Выбрать главу

До Лисьего Носа оставалось мили три с половиной, когда мы, зажатые льдами, остановились. Помочь нам выбраться из ледовой мышеловки было некому: «главный ледокол», БТЩ, тоже застрял.

Наступало ясное и морозное январское утро. На фоне голубеющего неба в зимней дымке вырисовывался южный берег залива — строения Петергофа, колокольня петергофского собора. Ничто не нарушало тишины зарождающегося дня. Но этот, казалось бы, мирный пейзаж таил в себе смертельную угрозу, и экипаж «Онеги» это хорошо понимал. Вот почему под руководством помощника командира и фельдшера были собраны все простыни у моряков и офицеров, изъяты запасы их из баталерки интендантской службы.
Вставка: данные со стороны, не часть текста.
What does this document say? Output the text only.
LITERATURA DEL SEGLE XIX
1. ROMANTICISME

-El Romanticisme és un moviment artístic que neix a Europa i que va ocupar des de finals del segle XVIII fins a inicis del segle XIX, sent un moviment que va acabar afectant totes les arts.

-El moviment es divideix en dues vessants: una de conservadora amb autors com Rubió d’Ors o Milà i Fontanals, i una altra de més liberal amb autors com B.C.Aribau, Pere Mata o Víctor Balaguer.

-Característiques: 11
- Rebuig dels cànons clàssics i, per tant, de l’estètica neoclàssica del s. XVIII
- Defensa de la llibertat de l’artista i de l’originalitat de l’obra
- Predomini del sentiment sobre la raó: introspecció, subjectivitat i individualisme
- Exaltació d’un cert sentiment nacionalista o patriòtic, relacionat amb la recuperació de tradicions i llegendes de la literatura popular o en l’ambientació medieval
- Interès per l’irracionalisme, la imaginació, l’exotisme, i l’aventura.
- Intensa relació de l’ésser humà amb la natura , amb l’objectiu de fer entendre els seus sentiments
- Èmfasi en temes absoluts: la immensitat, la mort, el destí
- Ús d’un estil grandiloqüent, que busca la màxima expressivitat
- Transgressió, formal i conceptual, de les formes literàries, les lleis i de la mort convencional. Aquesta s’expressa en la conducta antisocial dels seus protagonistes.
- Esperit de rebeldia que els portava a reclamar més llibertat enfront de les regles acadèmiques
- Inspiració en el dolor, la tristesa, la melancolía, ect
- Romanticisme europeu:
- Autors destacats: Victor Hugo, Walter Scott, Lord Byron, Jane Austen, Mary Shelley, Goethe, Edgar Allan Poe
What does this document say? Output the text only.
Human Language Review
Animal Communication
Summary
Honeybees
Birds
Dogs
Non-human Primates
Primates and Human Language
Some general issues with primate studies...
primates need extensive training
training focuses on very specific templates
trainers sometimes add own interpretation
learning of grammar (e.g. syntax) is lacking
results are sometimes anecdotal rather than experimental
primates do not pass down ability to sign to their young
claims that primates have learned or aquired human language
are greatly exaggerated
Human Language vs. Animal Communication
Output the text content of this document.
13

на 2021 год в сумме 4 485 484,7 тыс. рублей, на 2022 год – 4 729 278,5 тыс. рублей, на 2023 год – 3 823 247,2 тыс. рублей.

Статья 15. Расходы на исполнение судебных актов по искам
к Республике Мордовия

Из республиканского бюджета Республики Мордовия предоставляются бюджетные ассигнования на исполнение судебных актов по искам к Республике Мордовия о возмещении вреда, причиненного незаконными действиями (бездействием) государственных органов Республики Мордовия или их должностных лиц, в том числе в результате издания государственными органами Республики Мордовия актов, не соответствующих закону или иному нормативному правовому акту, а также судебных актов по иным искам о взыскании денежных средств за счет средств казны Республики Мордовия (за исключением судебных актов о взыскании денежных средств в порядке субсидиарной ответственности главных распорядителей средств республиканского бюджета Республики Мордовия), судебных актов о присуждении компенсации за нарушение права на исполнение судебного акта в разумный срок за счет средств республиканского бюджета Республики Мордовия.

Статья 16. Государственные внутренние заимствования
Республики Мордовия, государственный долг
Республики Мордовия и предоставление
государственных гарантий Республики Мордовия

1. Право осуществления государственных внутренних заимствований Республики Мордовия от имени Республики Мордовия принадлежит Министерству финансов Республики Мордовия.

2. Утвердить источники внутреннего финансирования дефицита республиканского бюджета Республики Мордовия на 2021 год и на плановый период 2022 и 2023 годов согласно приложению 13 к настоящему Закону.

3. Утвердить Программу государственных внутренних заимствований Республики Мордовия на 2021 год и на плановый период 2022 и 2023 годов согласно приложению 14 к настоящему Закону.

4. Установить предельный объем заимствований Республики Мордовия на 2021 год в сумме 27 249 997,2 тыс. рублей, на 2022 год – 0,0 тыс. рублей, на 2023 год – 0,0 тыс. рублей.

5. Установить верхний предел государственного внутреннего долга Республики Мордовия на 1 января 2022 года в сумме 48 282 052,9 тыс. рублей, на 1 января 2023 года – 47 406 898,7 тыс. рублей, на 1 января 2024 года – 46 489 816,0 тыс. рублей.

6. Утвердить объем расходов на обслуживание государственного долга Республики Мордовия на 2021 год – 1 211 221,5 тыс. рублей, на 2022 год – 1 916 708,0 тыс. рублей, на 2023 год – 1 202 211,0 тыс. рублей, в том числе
Простынями мы замаскировали корпус и надстройки с правого, видимого противнику, борта. На лед выкатили дымшашки, их разместили кабельтовых в пяти от корабля, в сторону все того же петергофского берега, до которого было так далеко и так близко.

Солнце поднялось достаточно высоко для первого январского дня и, рассеяв дымку, осветило корабль. И почти тут же со стороны Петергофа раздался гром четырехорудийного залпа, а следом — звенящий грохот пролетевших над головой снарядов. В небо взметнулись четыре гейзера из дыма, льда, снега и осколков — перелет. Партия дымомаскировки, которую возглавляли лейтенант Иван Самофалов и химист старший краснофлотец Леонид Григорьев, запустила дымовые шашки.

Снаряды второго залпа легли с недолетом, совсем рядом с нашими дымшашками, с лежащими на льду моряками. И тут вдруг все мы увидели, что со стороны дамбы Морского канала восточный ветерок песет мощную пелену дымзавесы, перекрывающую почти по осп Большого корабельного фарватера ту часть Финского залива, которую официально зовут Невской губой, а в народе — Маркизовой лужей, и отгораживающую «Онегу» от вражеских глаз.

— Эх, чуть бы пораньше! — услышал я голос старшины 1-й статьи Воронова и не мог с ним не согласиться. Тем более что снаряды третьего залпа взорвались совсем близко и куски льда застучали по бортам «Онеги». Но тут же послышались выстрелы с другой стороны, и старшина 1-й статьи Попов доложил, что это открыли огонь форты.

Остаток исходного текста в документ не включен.